Sir Christopher asks why we are so badly governed, a fair question to put to a Prime Minister who is seeking a third term of office. The new postal voting arrangements are a perfect example of bad government. Not long ago, such flawed proposals would never have got through. They could not have survived full scrutiny by the civil service, by the relevant Cabinet committee followed by the full Cabinet and then, finally, by both Houses of Parliament.

They did so with their faults uncorrected because many components of this process have recently been deliberately weakened in order to reduce accountability. In their different ways, Mr Keys, the former ambulance driver and Sir Christopher, the former Oxford don, are making the same point.

The Prime Minister has used four methods to reduce constitutional restraints on his actions. Stage One: by-pass the Cabinet. Read first the words of Harold Wilson, the former Prime Minister, writing in 1976. "Cabinet is a democracy, not an autocracy; each member of it, including the Prime Minister, seeks to convince his colleagues as to the course to follow.... It is the Cabinet, not the Prime Minister, who decides." Now turn to Clare Short's description of the Cabinet of which she was a member during the Iraq crisis. "There was no paper or analysis of the risks, the dangers, the military options, the political and diplomatic options, the strategy for the UK, there was never that.... It was not a thorough investigation of an options-type discussion, but kind of updates.... It is kind of giving consent, I suppose, by not objecting."

Implicit in the above is stage two: deprive Cabinet members of the relevant papers. Consider the enormity of this. The early delivery of papers enables ministers to think through the issues and decide what questions to ask. Yet this is the British Cabinet preparing for war! Would Britain have invaded Iraq if responsibility had belonged to the whole Cabinet? Almost certainly not.

Stage three: pay minimum attention to the House of Commons. Mr Blair goes there rarely. His business managers reduce the amount of time for the debate of contentious issues to a minimum. Unless it is hunting. The truncated discussion of the recent legislation to institute house arrest without trial for British citizens was a sad example.

Stage four: reduce the powers of the House of Lords in its role as a revising chamber.
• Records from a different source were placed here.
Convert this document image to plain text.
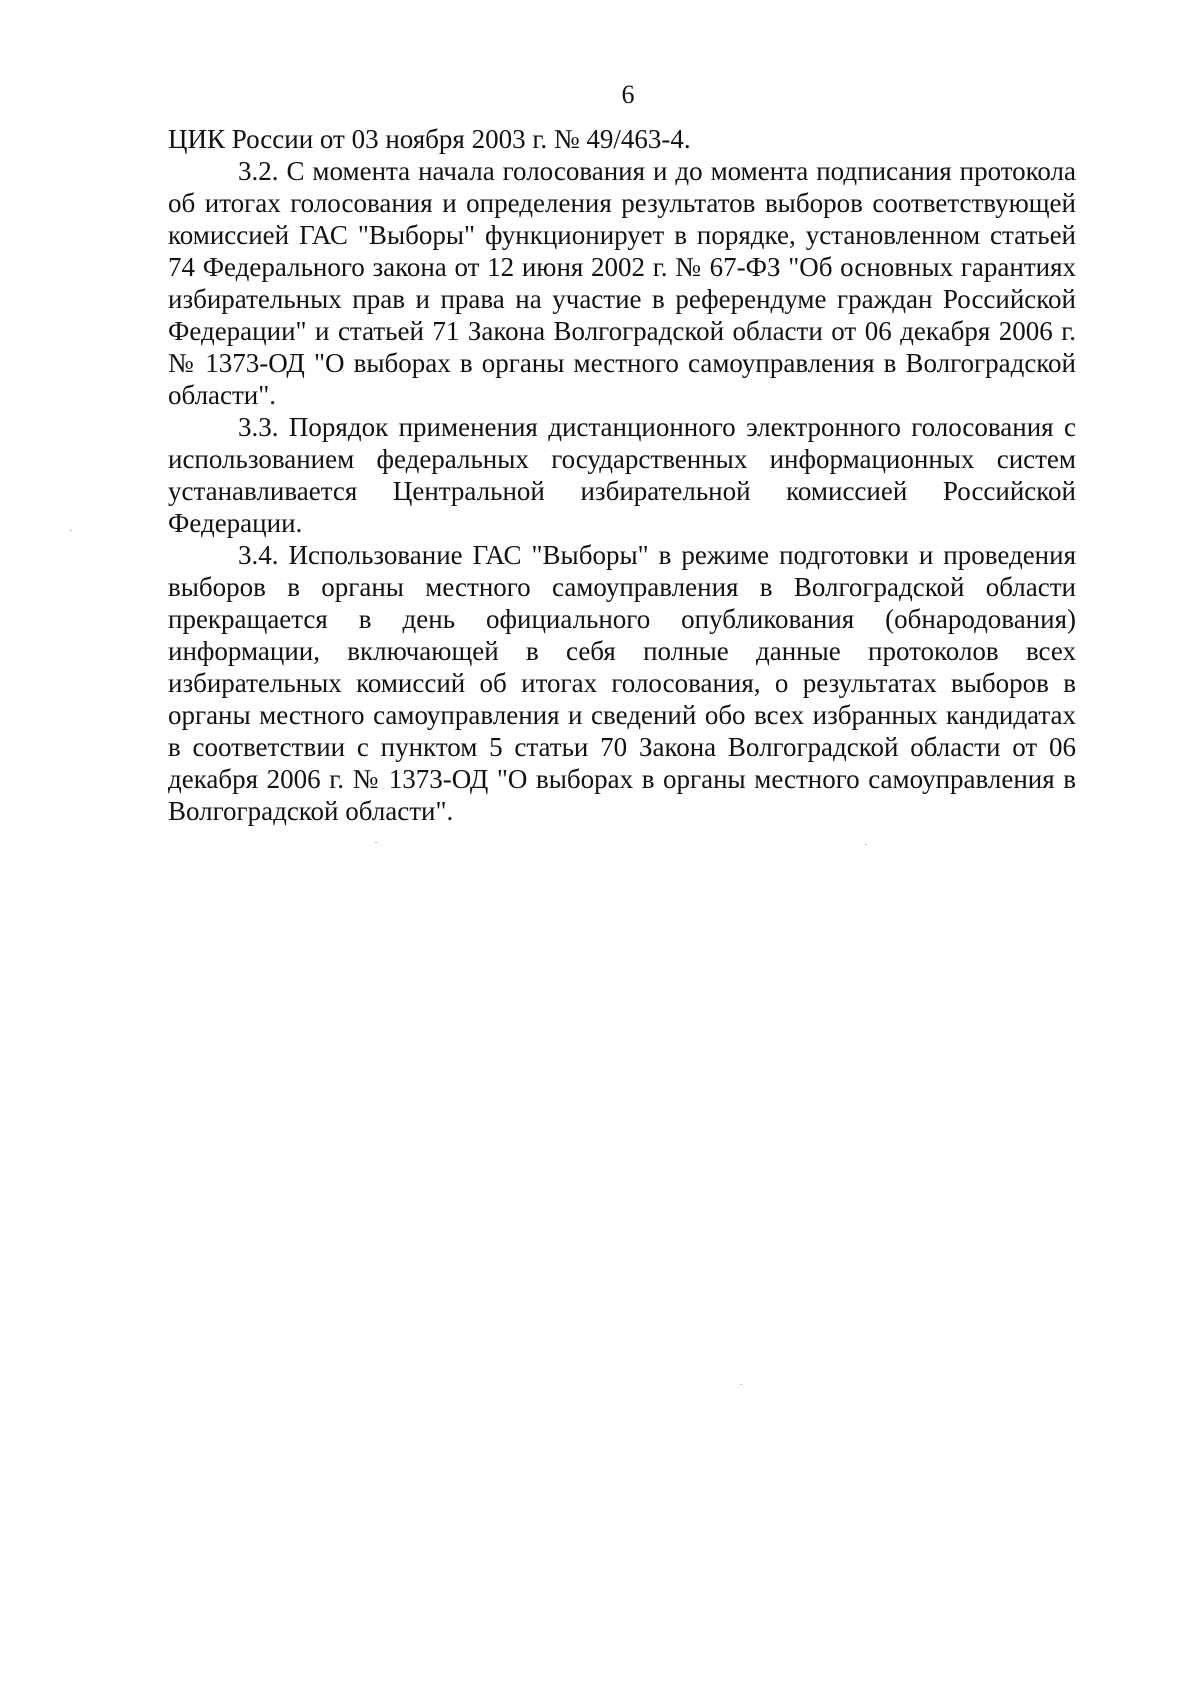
6

ЦИК России от 03 ноября 2003 г. № 49/463-4.

3.2. С момента начала голосования и до момента подписания протокола об итогах голосования и определения результатов выборов соответствующей комиссией ГАС "Выборы" функционирует в порядке, установленном статьей 74 Федерального закона от 12 июня 2002 г. № 67-ФЗ "Об основных гарантиях избирательных прав и права на участие в референдуме граждан Российской Федерации" и статьей 71 Закона Волгоградской области от 06 декабря 2006 г. № 1373-ОД "О выборах в органы местного самоуправления в Волгоградской области".

3.3. Порядок применения дистанционного электронного голосования с использованием федеральных государственных информационных систем устанавливается Центральной избирательной комиссией Российской Федерации.

3.4. Использование ГАС "Выборы" в режиме подготовки и проведения выборов в органы местного самоуправления в Волгоградской области прекращается в день официального опубликования (обнародования) информации, включающей в себя полные данные протоколов всех избирательных комиссий об итогах голосования, о результатах выборов в органы местного самоуправления и сведений обо всех избранных кандидатах в соответствии с пунктом 5 статьи 70 Закона Волгоградской области от 06 декабря 2006 г. № 1373-ОД "О выборах в органы местного самоуправления в Волгоградской области".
The Labour manifesto promises to develop "alternative forms of scrutiny that complement rather than replicate those of the Commons". Lord Strathclyde understood at once what this means. He commented: "Mr Blair calls this modernisation. What is modern about increasing central executive power and weakening Parliament?"

If re-elected, Mr Blair would continue to hollow out Britain's democracy. The forms would appear the same. But the reality is that the Prime Minister and the State are steadily gaining arbitrary powers while our freedoms as citizens diminish. Mr Blair has no interest in civil liberties. That is one more reason not to trust him.